Johnson will “not engage in tit-for-tat export ban” of vaccines as “we can’t, we’re not exporting any”

HOW TO WIN FRIENDS : Global Statesman and national powerhouse Boris Johnson has moved to soothe the troubled waters that is the strip of water separating mighty Global Britain from the others.

Fears have been growing over recent days of a full scale vacccccccine war between the free trading superpower of Global Britain and the fading, tyrannical Brussels.

“We have asked the MOD to draw up plans to carpet bomb Brussels with AZ phials,” a 10 Downing Street source says. “But the PM is insistent we do not initiate hostilities unilaterally. But should they mine the English Channel with say, polio shots, we will be ready with short range Small Pox bombs.”

Hopefully calmer heads will prevail and there will be no full scale outbreak of syringe war.

“We will continue to win the war of words with brinkmanship, bluster and bluff. The three B’s of Boris’s international strategy. Brussels will soon come to heel. Just like they did in the Brexit negotiations, which only cost us our entire fishing, farming and financial services to secure victory. In my personal estimation, we should promote Lord Frost to Field Marshall, just to be ready though. Just in case. His cunning alone would likely only result in minor losses, like at the Somme.”

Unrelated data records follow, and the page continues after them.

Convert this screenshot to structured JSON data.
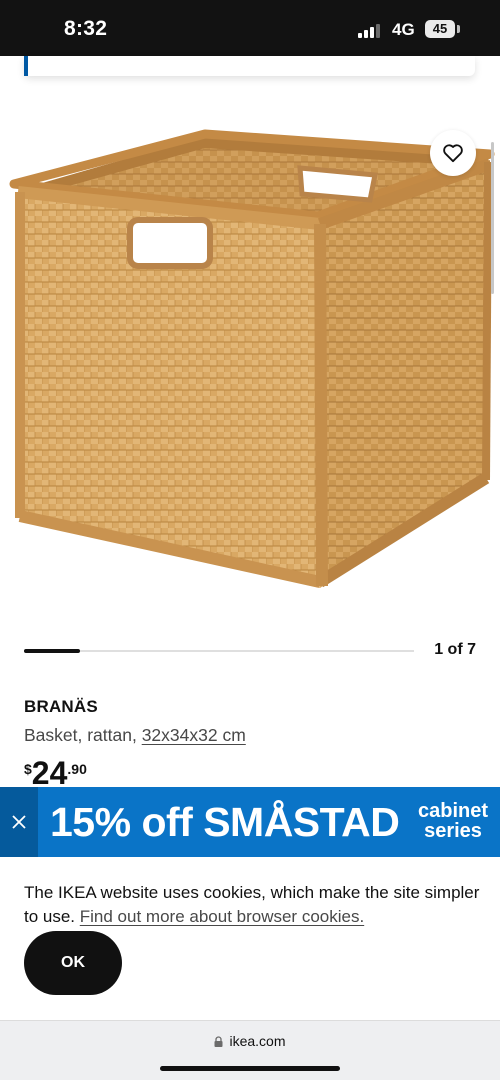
{
  "status_bar": {
    "time": "8:32",
    "network": "4G",
    "battery": "45"
  },
  "product": {
    "wishlist_icon": "heart-outline-icon",
    "carousel_counter": "1 of 7",
    "carousel_position": 1,
    "carousel_total": 7,
    "name": "BRANÄS",
    "description_prefix": "Basket, rattan, ",
    "size": "32x34x32 cm",
    "price_currency": "$",
    "price_integer": "24",
    "price_decimal": ".90"
  },
  "promo_banner": {
    "close_icon": "close-icon",
    "headline": "15% off SMÅSTAD",
    "subline_1": "cabinet",
    "subline_2": "series",
    "color": "#0a74c7"
  },
  "cookie_notice": {
    "text": "The IKEA website uses cookies, which make the site simpler to use. ",
    "link": "Find out more about browser cookies.",
    "ok_label": "OK"
  },
  "browser": {
    "url": "ikea.com",
    "lock_icon": "lock-icon"
  }
}
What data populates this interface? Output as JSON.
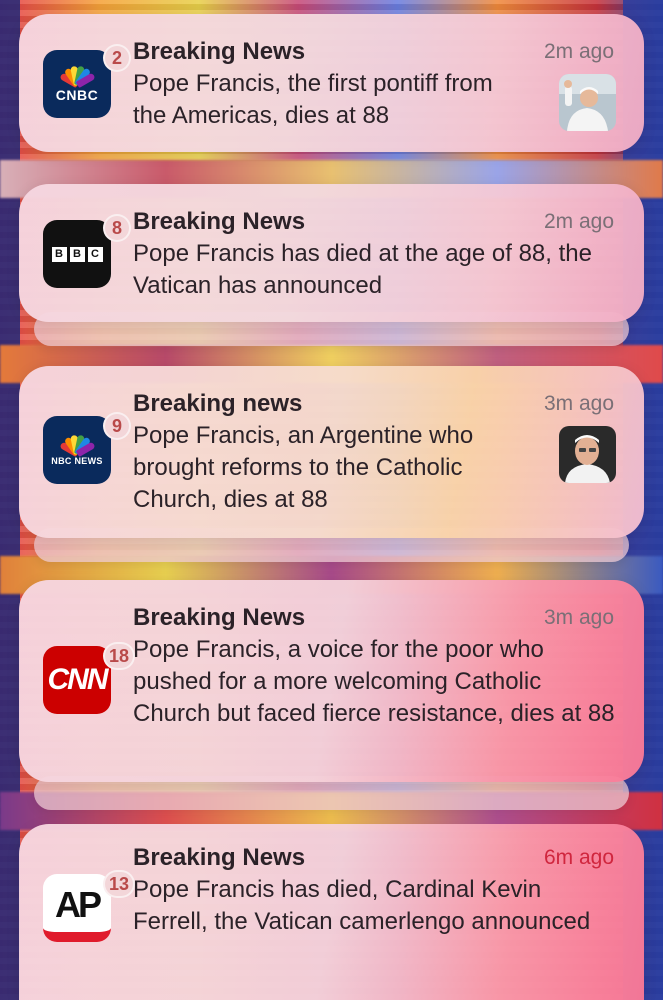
{
  "notifications": [
    {
      "app": "CNBC",
      "app_icon_text": "CNBC",
      "badge": "2",
      "title": "Breaking News",
      "time": "2m ago",
      "body": "Pope Francis, the first pontiff from the Americas, dies at 88",
      "thumbnail": "pope-waving-photo"
    },
    {
      "app": "BBC",
      "app_icon_text": [
        "B",
        "B",
        "C"
      ],
      "badge": "8",
      "title": "Breaking News",
      "time": "2m ago",
      "body": "Pope Francis has died at the age of 88, the Vatican has announced"
    },
    {
      "app": "NBC News",
      "app_icon_text": "NBC NEWS",
      "badge": "9",
      "title": "Breaking news",
      "time": "3m ago",
      "body": "Pope Francis, an Argentine who brought reforms to the Catholic Church, dies at 88",
      "thumbnail": "pope-portrait-photo"
    },
    {
      "app": "CNN",
      "app_icon_text": "CNN",
      "badge": "18",
      "title": "Breaking News",
      "time": "3m ago",
      "body": "Pope Francis, a voice for the poor who pushed for a more welcoming Catholic Church but faced fierce resistance, dies at 88"
    },
    {
      "app": "AP",
      "app_icon_text": "AP",
      "badge": "13",
      "title": "Breaking News",
      "time": "6m ago",
      "body": "Pope Francis has died, Cardinal Kevin Ferrell, the Vatican camerlengo announced"
    }
  ],
  "colors": {
    "badge_text": "#b94a4a",
    "title": "#2b2228",
    "time": "#7a6f76",
    "cnbc_bg": "#0a2a5c",
    "cnn_red": "#cc0000",
    "ap_red": "#e01b2c"
  }
}
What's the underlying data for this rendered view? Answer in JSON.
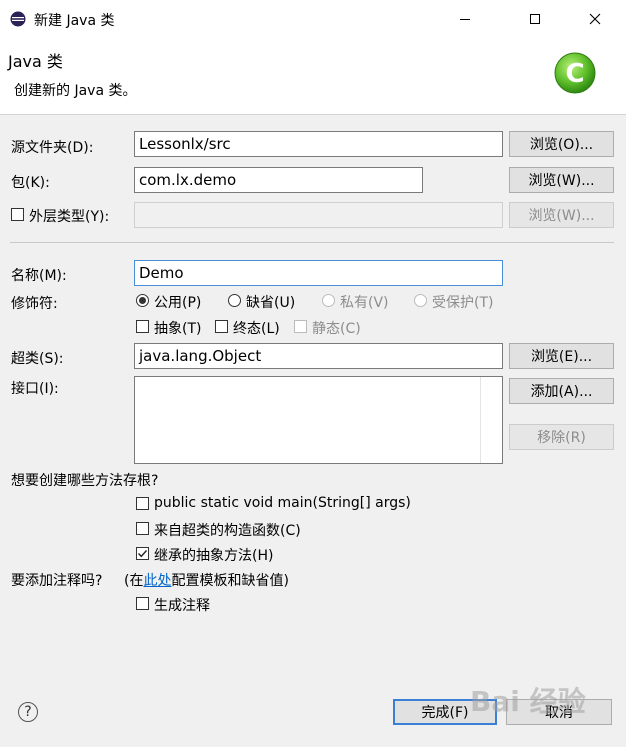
{
  "window": {
    "title": "新建 Java 类",
    "controls": {
      "minimize_icon": "minimize-icon",
      "maximize_icon": "maximize-icon",
      "close_icon": "close-icon"
    }
  },
  "header": {
    "title": "Java 类",
    "description": "创建新的 Java 类。",
    "logo_icon": "new-class-c-icon",
    "logo_color": "#5fbf2a"
  },
  "form": {
    "source_folder": {
      "label": "源文件夹(D):",
      "value": "Lessonlx/src",
      "browse": "浏览(O)..."
    },
    "package": {
      "label": "包(K):",
      "value": "com.lx.demo",
      "browse": "浏览(W)..."
    },
    "enclosing": {
      "label": "外层类型(Y):",
      "value": "",
      "browse": "浏览(W)...",
      "checked": false
    },
    "name": {
      "label": "名称(M):",
      "value": "Demo"
    },
    "modifiers": {
      "label": "修饰符:",
      "access": [
        {
          "label": "公用(P)",
          "selected": true,
          "enabled": true
        },
        {
          "label": "缺省(U)",
          "selected": false,
          "enabled": true
        },
        {
          "label": "私有(V)",
          "selected": false,
          "enabled": false
        },
        {
          "label": "受保护(T)",
          "selected": false,
          "enabled": false
        }
      ],
      "flags": [
        {
          "label": "抽象(T)",
          "checked": false,
          "enabled": true
        },
        {
          "label": "终态(L)",
          "checked": false,
          "enabled": true
        },
        {
          "label": "静态(C)",
          "checked": false,
          "enabled": false
        }
      ]
    },
    "superclass": {
      "label": "超类(S):",
      "value": "java.lang.Object",
      "browse": "浏览(E)..."
    },
    "interfaces": {
      "label": "接口(I):",
      "add": "添加(A)...",
      "remove": "移除(R)"
    },
    "stubs": {
      "question": "想要创建哪些方法存根?",
      "options": [
        {
          "label": "public static void main(String[] args)",
          "checked": false
        },
        {
          "label": "来自超类的构造函数(C)",
          "checked": false
        },
        {
          "label": "继承的抽象方法(H)",
          "checked": true
        }
      ]
    },
    "comments": {
      "question": "要添加注释吗?",
      "hint_prefix": "(在",
      "hint_link": "此处",
      "hint_suffix": "配置模板和缺省值)",
      "generate": {
        "label": "生成注释",
        "checked": false
      }
    }
  },
  "footer": {
    "help_icon": "help-icon",
    "finish": "完成(F)",
    "cancel": "取消"
  },
  "watermark": "Bai 经验"
}
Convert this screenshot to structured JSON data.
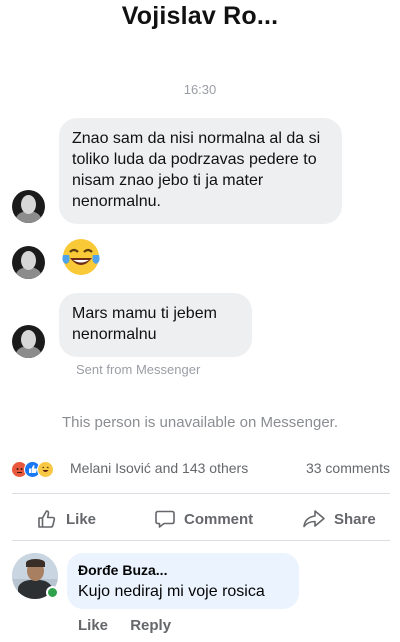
{
  "header": {
    "title": "Vojislav Ro..."
  },
  "chat": {
    "timestamp": "16:30",
    "messages": [
      {
        "type": "text",
        "text": "Znao sam da nisi normalna al da si toliko luda da podrzavas pedere to nisam znao jebo ti ja mater nenormalnu."
      },
      {
        "type": "emoji",
        "icon": "laughing-tears-emoji"
      },
      {
        "type": "text",
        "text": "Mars mamu ti jebem nenormalnu"
      }
    ],
    "sent_from": "Sent from Messenger",
    "unavailable_notice": "This person is unavailable on Messenger."
  },
  "post": {
    "reactions": [
      "angry-icon",
      "like-icon",
      "haha-icon"
    ],
    "reaction_summary": "Melani Isović and 143 others",
    "comments_count": "33 comments",
    "actions": {
      "like": "Like",
      "comment": "Comment",
      "share": "Share"
    }
  },
  "comment": {
    "author": "Đorđe Buza...",
    "text": "Kujo nediraj mi voje rosica",
    "like_label": "Like",
    "reply_label": "Reply"
  },
  "colors": {
    "bubble_grey": "#eeeff1",
    "comment_bubble": "#ebf3fe",
    "like_blue": "#1877f2",
    "online_green": "#31a24c",
    "muted_text": "#65676b"
  }
}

But sharp eyed observers have suggested there maybe other reasons World King Johnson is less keen to flex the muscles of all conquering Britannia.

”I deny the quote is genuine,” the source said, in advance of the coming quote. “Some will say that it’s accurate. That Boris Johnson said he won’t engage in a vacccccccine tit for tat export ban with Europe, because we can’t, we don’t export any. But I couldn’t possibly confirm that.”